STARRING: KEKE PALMER, DANIEL KALUUYA, STEVEN YEUN, BRANDON PEREA AND MICHAEL WINCOTT

DIRECTED BY: JORDAN PEELE

RELEASE DATE: JULY 18, 2022

After two massive successes with the movies “Get Out” and “US”, Jordan Peele uses his filmmaking and directorial skills to produce yet another psychologically twisted film. With a $68 million dollar budget and stars such as Daniel Kaluuya, Keke Palmer, and Steven Yeun, Peele wrote, directed, and produced “NOPE”. The film was released on July 18th, 2022, and was distributed by Universal Pictures with Monkeypaw Productions being its distribution company. Thus far “NOPE” has made $160.1 million dollars at the box office.

The movie opens with a flashback of Gordy, a popular TV personality who also happens to be a monkey. It’s a quick scene lasting no more than five minutes, but it leaves viewers with a spine-chilling feeling that they won’t let go of even after the movie has ended. The scene afterwards cuts to present-day. Taking place in Southern California, two siblings, OJ (Daniel Kaluuya) and Emerald (Keke Palmer), inherit the family ranch after the suspicious death of their father. Their father, Otis Haywood (Keith David), spent his life raising and training horses for television production. It’s when OJ continues his father’s business that he and his sister discover an eerie watcher lurking in the skies above them. As they try to learn what the mysterious entity is, the owner of a neighboring amusement park attempts to figure it out as well while trying to profit from its existence.
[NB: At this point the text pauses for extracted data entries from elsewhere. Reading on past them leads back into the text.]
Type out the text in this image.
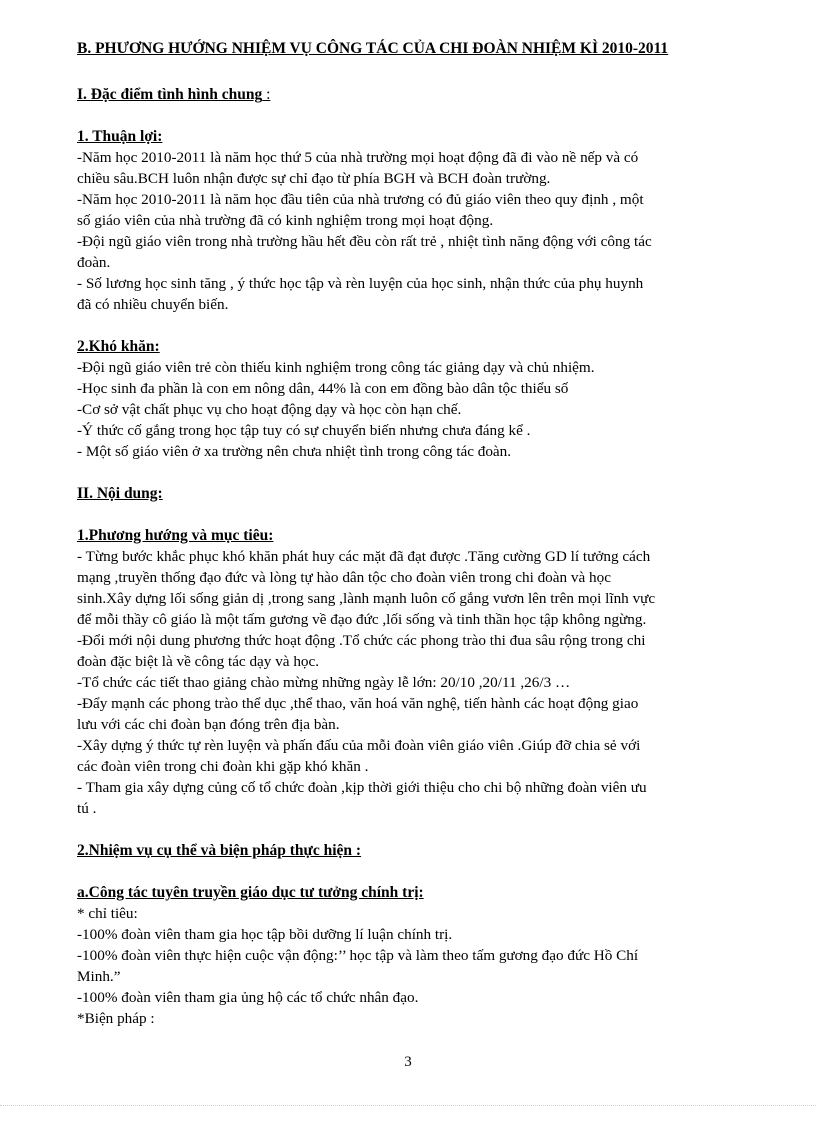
B. PHƯƠNG HƯỚNG NHIỆM VỤ CÔNG TÁC CỦA CHI ĐOÀN NHIỆM KÌ 2010-2011

I. Đặc điểm tình hình chung :

1. Thuận lợi:

-Năm học 2010-2011 là năm học thứ 5 của nhà trường mọi hoạt động đã đi vào nề nếp và có

chiều sâu.BCH luôn nhận được sự chỉ đạo từ phía BGH và BCH đoàn trường.

-Năm học 2010-2011 là năm học đầu tiên của nhà trương có đủ giáo viên theo quy định , một

số giáo viên của nhà trường đã có kinh nghiệm trong mọi hoạt động.

-Đội ngũ giáo viên trong nhà trường hầu hết đều còn rất trẻ , nhiệt tình năng động với công tác

đoàn.

- Số lương học sinh tăng , ý thức học tập và rèn luyện của học sinh, nhận thức của phụ huynh

đã có nhiều chuyển biến.

2.Khó khăn:

-Đội ngũ giáo viên trẻ còn thiếu kinh nghiệm trong công tác giảng dạy và chủ nhiệm.

-Học sinh đa phần là con em nông dân, 44% là con em đồng bào dân tộc thiểu số

-Cơ sở vật chất phục vụ cho hoạt động dạy và học còn hạn chế.

-Ý thức cố gắng trong học tập tuy có sự chuyển biến nhưng chưa đáng kể .

- Một số giáo viên ở xa trường nên chưa nhiệt tình trong công tác đoàn.

II. Nội dung:

1.Phương hướng và mục tiêu:

- Từng bước khắc phục khó khăn phát huy các mặt đã đạt được .Tăng cường GD lí tưởng cách

mạng ,truyền thống đạo đức và lòng tự hào dân tộc cho đoàn viên trong chi đoàn và học

sinh.Xây dựng lối sống giản dị ,trong sang ,lành mạnh luôn cố gắng vươn lên trên mọi lĩnh vực

để mỗi thầy cô giáo là một tấm gương về đạo đức ,lối sống và tinh thần học tập không ngừng.

-Đổi mới nội dung phương thức hoạt động .Tổ chức các phong trào thi đua sâu rộng trong chi

đoàn đặc biệt là về công tác dạy và học.

-Tổ chức các tiết thao giảng chào mừng những ngày lễ lớn: 20/10 ,20/11 ,26/3 …

-Đẩy mạnh các phong trào thể dục ,thể thao, văn hoá văn nghệ, tiến hành các hoạt động giao

lưu với các chi đoàn bạn đóng trên địa bàn.

-Xây dựng ý thức tự rèn luyện và phấn đấu của mỗi đoàn viên giáo viên .Giúp đỡ chia sẻ với

các đoàn viên trong chi đoàn khi gặp khó khăn .

- Tham gia xây dựng củng cố tổ chức đoàn ,kịp thời giới thiệu cho chi bộ những đoàn viên ưu

tú .

2.Nhiệm vụ cụ thể và biện pháp thực hiện :

a.Công tác tuyên truyền giáo dục tư tưởng chính trị:

* chỉ tiêu:

-100% đoàn viên tham gia học tập bồi dưỡng lí luận chính trị.

-100% đoàn viên thực hiện cuộc vận động:’’ học tập và làm theo tấm gương đạo đức Hồ Chí

Minh.”

-100% đoàn viên tham gia ủng hộ các tổ chức nhân đạo.

*Biện pháp :

3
If one were to take this film in a literal context by dissecting each scene from just what they see and not what the film means metaphorically, they could miss the overall message Peele so easily conveyed. Of course, there was an alien/mysterious being and of course there was a random monkey named Gordy but what correlation is there between the two? Why did Peele make this movie and what was he trying to portray through this film? Was it a movie displaying our addictions to spectacles or fascinations? Mankind can go so far as to risk their lives just for spectacles, performances, shows, etc. It is our obsession and compulsion towards the nature of attention that could very well be our downfall.

Speaking in terms of attention, OJ and Emerald were reunited by their fascination towards the alien. They spent the entirety of the film discovering the alien, but it was also spent in the company of each other. The nature of attention is very deceptive and the time it took paying attention to the alien mended their relationship without them noticing it. It took a catastrophic event and their undivided attention on a celestial being to heal their relationship.